Architectural award-winners are increasingly diverse, but we can’t stop pushing for better representation says Zoë Berman
If you were to seek a case-study industry that has successfully pioneered equality, the design and construction sector probably wouldn’t be the first place to look. Women have been admitted to the RIBA since the late nineteenth century, but the proportion of qualified female architects continues to hover under 30 per cent. The imbalance is even more extreme when it comes to who has, and has not, been granted recognition in industry awards.
Does that matter? Not everyone thinks so. I recently talked to the director of a construction company about the work done by Part W – a gender equity group that I co-founded – in pushing for women architects to be recognised with the Royal Gold Medal. He eye-rolled, groaned and asked “Why are you wasting your time on this? Architecture awards are so utterly irrelevant to the wider construction industry. They have no impact whatsoever”.
And yet this is precisely why I feel it necessary to push for awards schemes that look beyond shiny iconic buildings and the contribution of heroic lead designers: we need to change the picture we present of ourselves – and to ourselves – if our profession is to attract and retain a diverse mix of people, to signal a commitment to tackling resource shortages, and more widely to address the inadequacies of the built environment experienced by the many.
Top: Yvonne Farrell and Shelley McNamara, co-founders of Dublin-based Grafton Architects, won the 2020 Royal Gold Medal.
Above: David Adjaye, founder of London-, New York- and Accra-based Adjaye Associates, won the 2021 Royal Gold Medal (ph: Alex Fradkin).

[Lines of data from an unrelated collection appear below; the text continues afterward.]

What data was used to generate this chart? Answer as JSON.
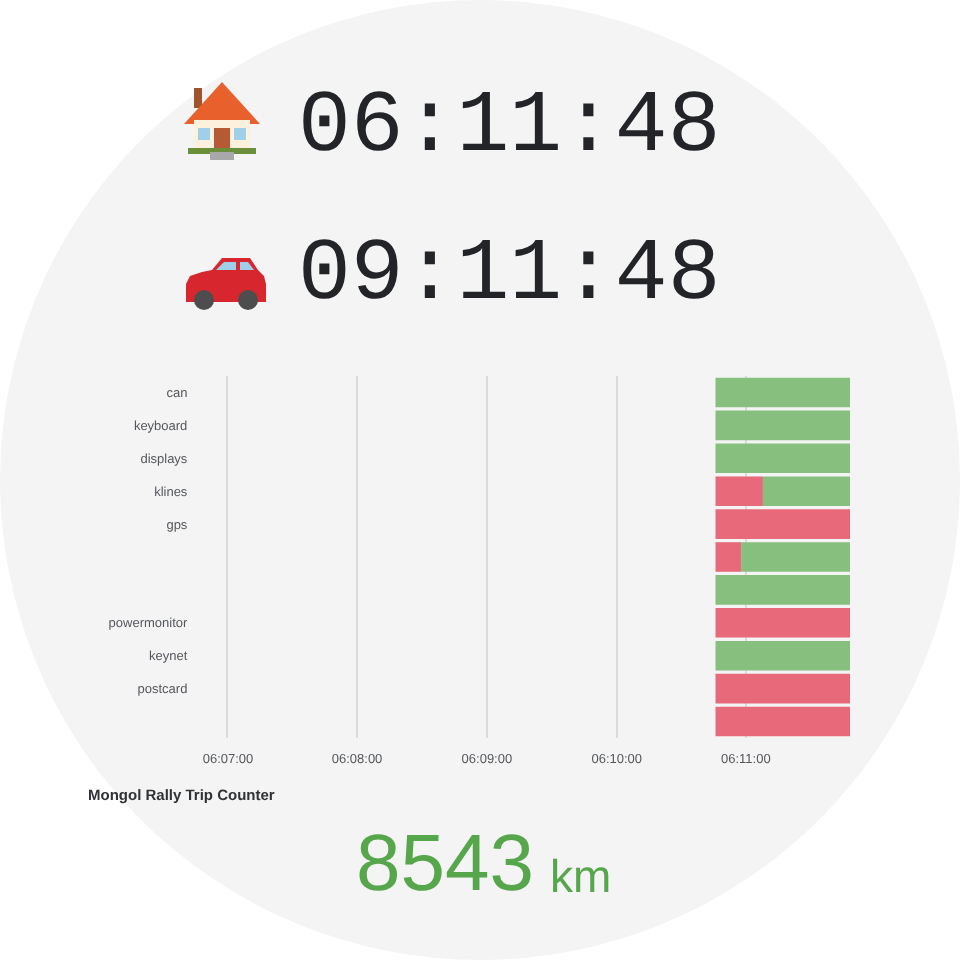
{
  "chart_data": {
    "type": "bar",
    "orientation": "horizontal",
    "categories": [
      "can",
      "keyboard",
      "displays",
      "klines",
      "gps",
      null,
      null,
      "powermonitor",
      "keynet",
      "postcard",
      null
    ],
    "series": [
      {
        "color": "#e8697a",
        "values": [
          null,
          null,
          null,
          0.0061,
          0.0173,
          0.0033,
          null,
          0.0173,
          null,
          0.0173,
          0.0173
        ],
        "base": [
          null,
          null,
          null,
          6.1794,
          6.1794,
          6.1794,
          null,
          6.1794,
          null,
          6.1794,
          6.1794
        ]
      },
      {
        "color": "#87bf7f",
        "values": [
          0.0173,
          0.0173,
          0.0173,
          0.0112,
          null,
          0.014,
          0.0173,
          null,
          0.0173,
          null,
          null
        ],
        "base": [
          6.1794,
          6.1794,
          6.1794,
          6.1855,
          null,
          6.1827,
          6.1794,
          null,
          6.1794,
          null,
          null
        ]
      }
    ],
    "xlim": [
      6.1167,
      6.1967
    ],
    "xticks": [
      {
        "value": 6.1167,
        "label": "06:07:00"
      },
      {
        "value": 6.1333,
        "label": "06:08:00"
      },
      {
        "value": 6.15,
        "label": "06:09:00"
      },
      {
        "value": 6.1667,
        "label": "06:10:00"
      },
      {
        "value": 6.1833,
        "label": "06:11:00"
      }
    ],
    "grid": "x",
    "annotations": [
      "06:11:48",
      "09:11:48",
      "Mongol Rally Trip Counter",
      "8543",
      "km"
    ]
  }
}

Looking at the pathways through the industry, the lack of gender equity in the design sector can’t be explained away by a lack of early career interest. Most schools of architecture report at least half of their intake as female, but women aren’t remaining in the sector to the point of becoming qualified in such high numbers. Something is putting them off – and the built environment’s high-profile awards contribute a glazed sliver into the glass ceiling that exists for minority groups by boosting the careers of those recognised, whilst overlooking others. The pattern of who wins, and what type of work is awarded, appears to validate certain kinds of architect, and types of practice.
In her book ‘History, Design, and Legacy: Architectural Prizes and Awards’, Dr Liz Walder pointed out the formula for winning an RIBA Royal Gold Medal that applied until very recently: be male, white, have won a number of other awards, run a large practice, and ideally be 66 years old. This data has been a sad indictment of our profession – evidencing that the industry struggles to find ways to recognise younger talent, female talent or the work of those from diverse backgrounds.
Part W began to campaign for the Royal Gold Medal to recognise female architects in 2019, and was thrilled to see Grafton Architects – founded by the female duo Yvonne Farley and Shelley MacNamara – named as the 2020 recipient. (Notably, they insisted the award being given not in their names but in the name of the practice, in recognition of the collective work of their team – challenging another way that problematic perceptions are formed in the architecture profession). There is further cause of celebration at the news that David Adjaye is to receive the Royal Gold Medal in 2021 – the first Black architect to be recognised. This is a step towards greater recognition of the contribution of Black architects more widely.
Lesley Lokko, recipient of the 2020 RIBA Annie Spink Award for excellence in architectural education, has taught in the UK, the USA and South Africa, and is currently establishing the African Futures Institute, an independent postgraduate school of architecture in Accra, Ghana (ph: Debra Hurford Brown).
And now there is further good news: Lesley Lokko has been given the biennial RIBA Annie Spink Award, established in 2000 to recognise individuals who have made an outstanding contribution to architectural education. She is the second woman to receive the award, the first being Christine Hawley, and the first person of colour. I was among a number of international practitioners and academics to nominate her, and share their delight at the result.
On receiving the nomination, Professor Lokko said “I am deeply humbled by the jury’s decision. This award is for everyone who came out in support of the Black Lives Matter protests, which put such difficult and challenging questions on the table for us all. It is also dedicated to the teachers and students at the Graduate School of Architecture at the University of Johannesburg, whose tenacity and inventiveness have charted a new path for architectural education. Together with the profound intellectual generosity I experienced as a student at the Bartlett School of Architecture in the 1990s, they remain crucial touchstones in my teaching practice, now and in whatever comes next.”
Recent victories suggest that the culture of awards is changing, which should be vocally celebrated. At the same time, we must acknowledge there is still much more to do”
These recent victories are overdue, but suggest that the culture of awards is changing, which should be vocally celebrated. At the same time, we must acknowledge there is still much more to do. Better representation in awards schemes is not evidence of structural change in the profession, but can help to continue that process. That is why Part W will continue to push for awards to look beyond the usual suspects, to interrogate assumptions about where quality or value lies in architecture, and to question whose interests are being served in bestowing honours.
We need awards that directly connect with and recognise work that addresses the issues of our time. We need awards to be given to practitioners who are as diverse as the world’s population – and the commissions that usually follow. We have seen that change is possible. We need to keep going.